Шрифт:
Дантес ожидал выстрела, прикрыв свое лицо разряженным пистолетом. Пуля Пушкина пробила ему мышцы предплечья и сорвала пуговицу с его одежды.
– Начинаем сначала!
– сказал Пушкин.
Но едва он произнес эти слова, как силы оставили его, и он снова упал. Дантес кинулся, было, к нему, но ненависть возобладала над раной: Пушкин рукой показал, чтобы тот не подходил. Дантес повиновался.
Тогда два секунданта обследовали ранение Пушкина. Пуля вошла в правую часть живота между ложными ребрами и печенью и застряла во внутренностях. Пушкина перенесли в его экипаж и повезли к нему домой.
Было шесть часов после полудня. Его камердинер получил хозяина с рук подполковника Данзаса, тоже взял на руки и понес по лестницам.
– Куда нужно нести месье?
– спросил камердинер.
– В мой кабинет, - ответил Пушкин, - и постарайся, чтобы жена меня не увидела.
Мадам Пушкина всего не знала.
Пушкина внесли в его кабинет. Он встал на ноги и стоял, опираясь на стул, пока с него снимали верхнюю одежду и его окровавленную рубашку и пока меняли белье; после этого он лег на диван.
В то время, как камердинер накрывал его простыней, Пушкин услышал и узнал шаги своей жены.
– Не входи!
– крикнул он, - У меня важный гость!
Но она, настороженная чем-то, вопреки запрету, вошла.
– Боже милосердный! Что с тобой?
– спросила она, увидев его бледным и в постели.
– Мне неможется, и я прилег на диван, - ответил Пушкин.
– Хочешь, пошлю за врачом?
– Да, за Арендтом; напиши ему записку.
Это был способ заставить выйти мадам Пушкину; она и, правда, вышла.
В ее отсутствие Пушкин сделал необходимые распоряжения камердинеру.
Слуга должен был, если не найдет Арендта, идти к Шольцу и Жадлеру, двум другим знакомым Пушкину врачам, и сообщить о случившемся двум его друзьям – поэту Жуковскому и доктору Далю, врачу, но более литератору, чем медику.
Ни Жуковского, ни Даля, ни Арендта дома не оказалось; камердинер разыскал только Шольца и Жадлера. Оба примчались. Заставили выйти Данзаса и мaдам Пушкину, а вернее, Данзас увел мадам Пушкину, и два доктора обследовали рану.
– Я чувствую себя очень плохо, - сказал Пушкин, в тревоге обнажая рану перед глазами врачей.
Шольц подал знак Жадлеру, и тот вышел, чтобы послать за набором хирургических инструментов. Оставшись один на один с Шольцем, раненый спросил:
– Что вы думаете о моем положении? Оцениваем его, говорите открыто.

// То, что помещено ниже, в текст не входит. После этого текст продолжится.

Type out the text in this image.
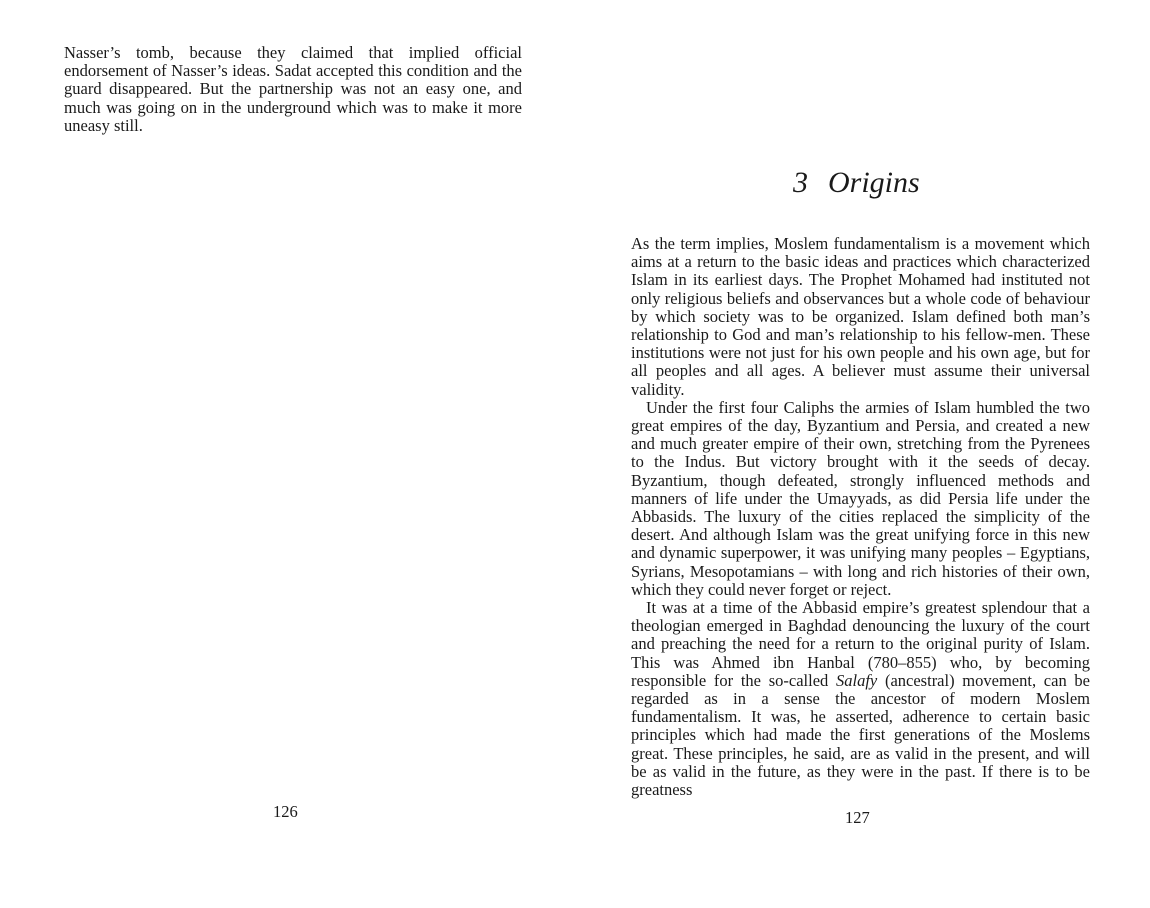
Nasser’s tomb, because they claimed that implied official endorsement of Nasser’s ideas. Sadat accepted this condition and the guard disappeared. But the partnership was not an easy one, and much was going on in the underground which was to make it more uneasy still.

126
3 Origins

As the term implies, Moslem fundamentalism is a movement which aims at a return to the basic ideas and practices which characterized Islam in its earliest days. The Prophet Mohamed had instituted not only religious beliefs and observances but a whole code of behaviour by which society was to be organized. Islam defined both man’s relationship to God and man’s relationship to his fellow-men. These institutions were not just for his own people and his own age, but for all peoples and all ages. A believer must assume their universal validity.

Under the first four Caliphs the armies of Islam humbled the two great empires of the day, Byzantium and Persia, and created a new and much greater empire of their own, stretching from the Pyrenees to the Indus. But victory brought with it the seeds of decay. Byzantium, though defeated, strongly influenced methods and manners of life under the Umayyads, as did Persia life under the Abbasids. The luxury of the cities replaced the simplicity of the desert. And although Islam was the great unifying force in this new and dynamic superpower, it was unifying many peoples – Egyptians, Syrians, Mesopotamians – with long and rich histories of their own, which they could never forget or reject.

It was at a time of the Abbasid empire’s greatest splendour that a theologian emerged in Baghdad denouncing the luxury of the court and preaching the need for a return to the original purity of Islam. This was Ahmed ibn Hanbal (780–855) who, by becoming responsible for the so-called Salafy (ancestral) movement, can be regarded as in a sense the ancestor of modern Moslem fundamentalism. It was, he asserted, adherence to certain basic principles which had made the first generations of the Moslems great. These principles, he said, are as valid in the present, and will be as valid in the future, as they were in the past. If there is to be greatness

127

– Не могу утаить от вас, что оно серьезное, и что ваша жизнь в опасности, - ответил Шольц.
– Говорите яснее. Я - мертвец, не так ли?
– В нужный момент, почту долгом ничего от вас не скрыть. Но подождем Арендта; это очень знающий человек, и мы оба, очевидно, придем к единому мнению. Хороший или дурной, наш общий вывод придаст вам большую уверенность.

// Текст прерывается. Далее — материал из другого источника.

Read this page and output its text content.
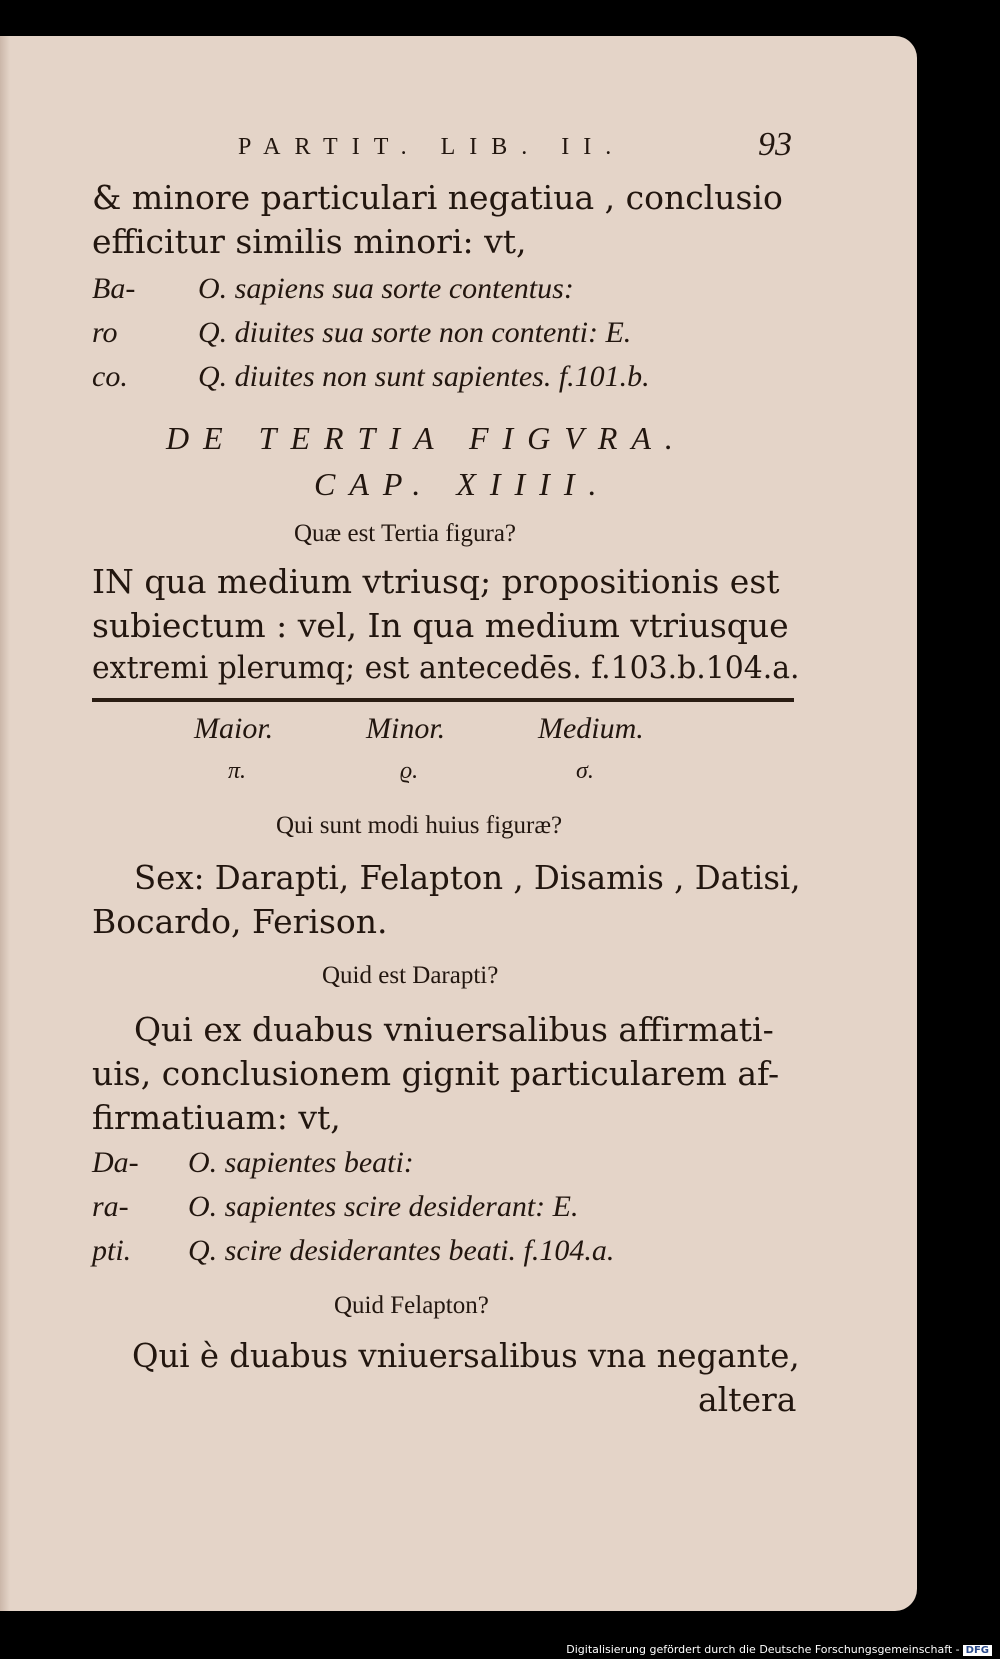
PARTIT. LIB. II.	93
& minore particulari negatiua , conclusio
efficitur similis minori: vt,
Ba- O. sapiens sua sorte contentus:
ro	Q. diuites sua sorte non contenti: E.
co. Q. diuites non sunt sapientes. f.101.b.
DE TERTIA FIGVRA.
CAP. XIIII.
Quæ est Tertia figura?
IN qua medium vtriusq; propositionis est
subiectum : vel, In qua medium vtriusque
extremi plerumq; est antecedēs. f.103.b.104.a.
Maior.	Minor.	Medium.
π.	ϱ.	σ.
Qui sunt modi huius figuræ?
Sex: Darapti, Felapton , Disamis , Datisi,
Bocardo, Ferison.
Quid est Darapti?
Qui ex duabus vniuersalibus affirmati-
uis, conclusionem gignit particularem af-
firmatiuam: vt,
Da- O. sapientes beati:
ra- O. sapientes scire desiderant: E.
pti. Q. scire desiderantes beati. f.104.a.
Quid Felapton?
Qui è duabus vniuersalibus vna negante,
altera
Digitalisierung gefördert durch die Deutsche Forschungsgemeinschaft - DFG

– Je vous remercie – Благодарю вас, - сказал Пушкин по-французски; - вы поступаете как честный человек. Мне нужно утрясти домашние дела.
– Не хотите ли вы, чтобы об этом известили кого-нибудь из ваших родных или ваших друзей?
– спросил Шольц.
Пушкин ничего не ответил, но, повернув голову к своей библиотеке:
– Прощайте, мои добрые друзья, - сказал он по-русски, но нельзя было понять, к мертвым или живым друзьям он обращается.
Немного погодя спросил:
– Как вы думаете, проживу еще час?
– О! Всенепременно; а теперь и я спросил бы вас о том, не будет ли для вас приятно, как я думаю, увидеть кого-нибудь из ваших, месье Плетнева, например: он здесь.
– Да, - отозвался Пушкин, - но, особенно, я хотел бы видеть Жуковского.
Потом, вдруг:
– Подайте мне воды, - сказал он, - сердце отказывает.
Шольц пощупал у него пульс; он обнаружил руку холодной, а пульс слабым и учащенным. Он вышел приготовить питье. Пока готовил, вернулся Жадлер с хирургическими инструментами, привел с собой врача Саломона.
Тем временем, подъехал доктор Арендт. При первом же осмотре раны он увидел, что нет никакой надежды на спасение. Он распорядился о компрессах на ледяной воде, нaклaдывaeмыx на рану, и охлажденном питье. Этот способ лечения произвел ожидаемый эффект: рана успокаивалась.